Architecture - Sur un site naturel spectaculaire

La résidence contemporaine conçue par les architectes Gavin Affleck et Richard de la Riva sur la colline Minton à North Hatley surplombe le lac Massawipi.
Photo: La résidence contemporaine conçue par les architectes Gavin Affleck et Richard de la Riva sur la colline Minton à North Hatley surplombe le lac Massawipi.

Une résidence de facture contemporaine sur un site naturel spectaculaire à North Hatley en Estrie. Remarquée au Québec et à l'étranger, la maison Minton Hill a reçu plusieurs distinctions. L'agence Affleck + de la Riva architectes vient en outre de rafler le Prix de l'Institut de design Montréal (IDM) dans la catégorie Architecture.

Une maison de bois «trouée», permettant de contempler le magnifique paysage. La résidence contemporaine construite sur la colline Minton à North Hatley surplombe le lac Massawipi. Cette maison, conçue par Affleck + de la Riva architectes, a fait l'objet de reportages dans des publications spécialisées au Québec, ailleurs au Canada, aux États-Unis et en Espagne. Finaliste 2004-2005 aux Prix d'excellence en architecture de l'Ordre des architectes du Québec, le projet a reçu en 2004 un Prix d'excellence du Conseil canadien du bois.

«On a construit cette maison sur un site qui n'avait pas besoin d'architecture pour être spectaculaire», mentionne l'architecte Gavin Affleck. La colline Minton offre une vue panoramique et le paysage est à couper le souffle. «C'était un défi d'y intégrer une maison», dit l'architecte, qui connaît ce lieu depuis son enfance.

Maison « trouée » et toit en forme d'ailes

La maison de la côte Minton comporte deux parties: le lieu de travail et le lieu de résidence. Le toit chapeaute les deux sections. Le propriétaire de la maison doit sortir à l'extérieur pour passer de l'une à l'autre. C'est peu fréquent, mais cela se voit dans l'architecture traditionnelle japonaise, mentionne l'architecte. «C'est un peu comme si l'extérieur faisait partie de la maison.»

Le «trou» de la maison permet de révéler le paysage, dit Gavin Affleck. En architecture, certaines particularités, dont celle-ci, peuvent découler de hasards plutôt qu'avoir été planifiées dès le départ, mentionne-t-il. «Souvent les concepts sont des occasions qui se présentent.»

De la même manière, les symboles ne sont pas forcément le fruit d'un acte réfléchi.

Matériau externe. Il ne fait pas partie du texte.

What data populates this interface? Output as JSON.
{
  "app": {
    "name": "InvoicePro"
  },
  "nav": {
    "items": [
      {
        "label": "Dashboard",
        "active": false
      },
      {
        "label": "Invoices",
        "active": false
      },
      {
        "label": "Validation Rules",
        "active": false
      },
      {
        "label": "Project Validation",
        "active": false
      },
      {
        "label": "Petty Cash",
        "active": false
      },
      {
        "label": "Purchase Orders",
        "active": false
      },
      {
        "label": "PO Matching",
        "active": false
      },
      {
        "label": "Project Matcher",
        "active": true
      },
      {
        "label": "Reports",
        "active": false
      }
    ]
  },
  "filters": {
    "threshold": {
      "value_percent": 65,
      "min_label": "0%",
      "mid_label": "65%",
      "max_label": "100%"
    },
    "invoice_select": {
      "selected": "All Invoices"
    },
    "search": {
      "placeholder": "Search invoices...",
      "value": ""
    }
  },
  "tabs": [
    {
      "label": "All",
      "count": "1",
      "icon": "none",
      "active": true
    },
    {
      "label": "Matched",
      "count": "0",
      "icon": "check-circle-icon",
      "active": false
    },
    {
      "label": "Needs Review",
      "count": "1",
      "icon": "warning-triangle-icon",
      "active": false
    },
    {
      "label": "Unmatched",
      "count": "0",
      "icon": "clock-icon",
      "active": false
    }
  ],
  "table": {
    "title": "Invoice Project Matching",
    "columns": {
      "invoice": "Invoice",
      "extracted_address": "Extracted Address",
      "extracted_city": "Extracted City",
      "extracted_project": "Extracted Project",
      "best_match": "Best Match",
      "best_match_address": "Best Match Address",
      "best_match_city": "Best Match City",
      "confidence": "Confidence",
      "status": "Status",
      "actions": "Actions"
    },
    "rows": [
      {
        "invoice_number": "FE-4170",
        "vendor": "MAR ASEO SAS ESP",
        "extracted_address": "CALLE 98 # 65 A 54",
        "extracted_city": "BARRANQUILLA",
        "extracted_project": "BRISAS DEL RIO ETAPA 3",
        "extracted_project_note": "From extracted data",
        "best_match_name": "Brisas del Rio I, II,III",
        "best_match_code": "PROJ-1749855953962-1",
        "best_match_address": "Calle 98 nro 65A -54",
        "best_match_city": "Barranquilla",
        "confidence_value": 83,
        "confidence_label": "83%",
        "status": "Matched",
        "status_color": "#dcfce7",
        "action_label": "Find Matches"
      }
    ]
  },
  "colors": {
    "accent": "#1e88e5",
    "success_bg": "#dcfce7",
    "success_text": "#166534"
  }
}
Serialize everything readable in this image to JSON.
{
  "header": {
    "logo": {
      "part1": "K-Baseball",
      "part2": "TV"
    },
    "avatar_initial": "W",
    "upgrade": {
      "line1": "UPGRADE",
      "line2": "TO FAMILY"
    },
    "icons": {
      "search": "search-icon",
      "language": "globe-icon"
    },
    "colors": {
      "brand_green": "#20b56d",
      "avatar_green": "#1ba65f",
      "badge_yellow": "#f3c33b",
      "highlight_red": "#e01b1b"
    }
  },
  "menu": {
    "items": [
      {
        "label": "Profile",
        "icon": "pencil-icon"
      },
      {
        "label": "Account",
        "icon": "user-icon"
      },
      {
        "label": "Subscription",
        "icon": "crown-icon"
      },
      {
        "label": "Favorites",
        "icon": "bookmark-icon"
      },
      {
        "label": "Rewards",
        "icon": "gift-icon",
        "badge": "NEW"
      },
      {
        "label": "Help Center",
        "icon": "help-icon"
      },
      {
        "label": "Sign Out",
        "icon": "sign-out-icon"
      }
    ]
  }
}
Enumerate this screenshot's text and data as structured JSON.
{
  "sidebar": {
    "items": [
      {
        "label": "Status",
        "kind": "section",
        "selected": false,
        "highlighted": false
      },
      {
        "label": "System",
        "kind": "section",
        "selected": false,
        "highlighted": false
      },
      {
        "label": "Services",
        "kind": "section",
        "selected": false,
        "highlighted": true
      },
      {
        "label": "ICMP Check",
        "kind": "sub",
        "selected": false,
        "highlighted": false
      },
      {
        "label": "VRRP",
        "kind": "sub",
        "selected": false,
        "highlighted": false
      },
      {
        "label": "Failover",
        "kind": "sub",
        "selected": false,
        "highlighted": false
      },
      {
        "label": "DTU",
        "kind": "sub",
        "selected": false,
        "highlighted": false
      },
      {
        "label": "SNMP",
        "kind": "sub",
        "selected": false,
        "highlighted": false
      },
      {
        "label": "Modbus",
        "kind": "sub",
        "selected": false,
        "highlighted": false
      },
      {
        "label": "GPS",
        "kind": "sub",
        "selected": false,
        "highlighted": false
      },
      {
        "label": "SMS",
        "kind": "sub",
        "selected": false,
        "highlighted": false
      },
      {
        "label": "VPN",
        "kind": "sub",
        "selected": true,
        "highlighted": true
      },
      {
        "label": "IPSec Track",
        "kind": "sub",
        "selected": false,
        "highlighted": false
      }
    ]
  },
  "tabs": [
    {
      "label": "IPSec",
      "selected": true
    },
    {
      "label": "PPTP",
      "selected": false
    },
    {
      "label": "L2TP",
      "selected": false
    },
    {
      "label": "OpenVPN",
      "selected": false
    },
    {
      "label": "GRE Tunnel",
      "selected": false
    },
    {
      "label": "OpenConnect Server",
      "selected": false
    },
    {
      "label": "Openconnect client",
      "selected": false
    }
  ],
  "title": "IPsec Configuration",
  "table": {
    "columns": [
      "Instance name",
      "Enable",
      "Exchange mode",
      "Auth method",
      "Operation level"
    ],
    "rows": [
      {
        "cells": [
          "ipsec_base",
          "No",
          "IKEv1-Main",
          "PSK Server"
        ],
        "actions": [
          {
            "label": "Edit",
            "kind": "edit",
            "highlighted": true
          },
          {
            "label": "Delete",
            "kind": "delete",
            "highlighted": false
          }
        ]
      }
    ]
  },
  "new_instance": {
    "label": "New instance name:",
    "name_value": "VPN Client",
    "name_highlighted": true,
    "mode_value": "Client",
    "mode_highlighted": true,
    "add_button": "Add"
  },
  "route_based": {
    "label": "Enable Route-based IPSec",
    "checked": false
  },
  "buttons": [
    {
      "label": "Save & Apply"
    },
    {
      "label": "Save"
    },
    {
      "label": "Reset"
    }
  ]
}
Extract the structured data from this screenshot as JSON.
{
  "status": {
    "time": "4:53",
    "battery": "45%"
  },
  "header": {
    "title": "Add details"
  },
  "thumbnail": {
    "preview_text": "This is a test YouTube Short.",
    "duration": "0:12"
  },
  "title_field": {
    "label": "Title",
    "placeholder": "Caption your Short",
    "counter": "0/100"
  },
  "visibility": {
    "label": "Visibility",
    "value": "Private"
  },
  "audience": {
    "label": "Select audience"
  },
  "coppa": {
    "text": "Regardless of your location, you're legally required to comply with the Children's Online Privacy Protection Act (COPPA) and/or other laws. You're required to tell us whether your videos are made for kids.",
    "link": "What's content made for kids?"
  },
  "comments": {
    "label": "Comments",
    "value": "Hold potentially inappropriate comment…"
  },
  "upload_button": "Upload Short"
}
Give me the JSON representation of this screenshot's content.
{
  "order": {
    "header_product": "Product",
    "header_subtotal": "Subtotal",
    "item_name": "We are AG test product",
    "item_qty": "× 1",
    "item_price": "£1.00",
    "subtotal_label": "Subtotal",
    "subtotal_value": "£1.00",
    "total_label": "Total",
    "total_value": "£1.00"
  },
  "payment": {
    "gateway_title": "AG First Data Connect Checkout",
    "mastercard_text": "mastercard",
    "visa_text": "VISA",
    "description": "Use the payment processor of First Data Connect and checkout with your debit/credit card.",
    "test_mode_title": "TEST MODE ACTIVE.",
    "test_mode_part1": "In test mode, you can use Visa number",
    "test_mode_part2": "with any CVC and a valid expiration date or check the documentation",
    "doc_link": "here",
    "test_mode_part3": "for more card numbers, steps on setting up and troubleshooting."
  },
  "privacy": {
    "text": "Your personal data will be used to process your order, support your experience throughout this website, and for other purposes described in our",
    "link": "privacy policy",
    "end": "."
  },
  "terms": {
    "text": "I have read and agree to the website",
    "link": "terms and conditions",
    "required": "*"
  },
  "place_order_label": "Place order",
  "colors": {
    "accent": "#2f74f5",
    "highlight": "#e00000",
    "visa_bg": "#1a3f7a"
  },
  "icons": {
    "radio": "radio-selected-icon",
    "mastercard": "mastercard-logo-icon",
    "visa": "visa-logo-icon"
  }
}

Ce sont les enfants de l'architecte qui lui ont fait remarquer que le toit de la maison, plus haut sur les côtés qu'au centre, ressemblait à des ailes. Symbole de liberté, les ailes peuvent représenter l'occupant, dit Gavin Affleck, qui affirme avoir eu un très bon client, Steven Marien. Si ce n'est pas le cas, les architectes ne peuvent pas être finalistes à des concours, estime-t-il.

La maison est pourvue, côté sud, de grandes fenêtres et, côté nord, de panneaux d'ardoise, fraîche en été et chaude en hiver. Côté sud, le toit est prolongé de façon à couper le soleil l'été. «La maison de ferme de l'Estrie était très écologique aussi. On ne vient pas d'inventer l'architecture verte au XXIe siècle. Ça a toujours existé, on l'a perdue simplement pendant quelques générations au XXe siècle», dit l'architecte.

À l'image des clients

L'agence Affleck + de la Riva conçoit des maisons et des ensembles d'habitation, travaille à des projets institutionnels, restaure des bâtiments anciens et modernes, et produit des études urbaines et des plans d'aménagement.

«Dans notre travail contemporain, on peut voir certaines choses qui se répètent, mais on a plus tendance à faire des maisons qui reflètent nos clients», dit Gavin Affleck. Selon lui, les très bons architectes actuels, dont Rem Koolhaas, n'imposent pas leur signature. «L'idée de M. Koolhaas, c'est qu'il est passé et qu'il a aidé les gens qui sont là à marquer leur place. C'est beaucoup plus fort comme idée d'architecture que

la signature.»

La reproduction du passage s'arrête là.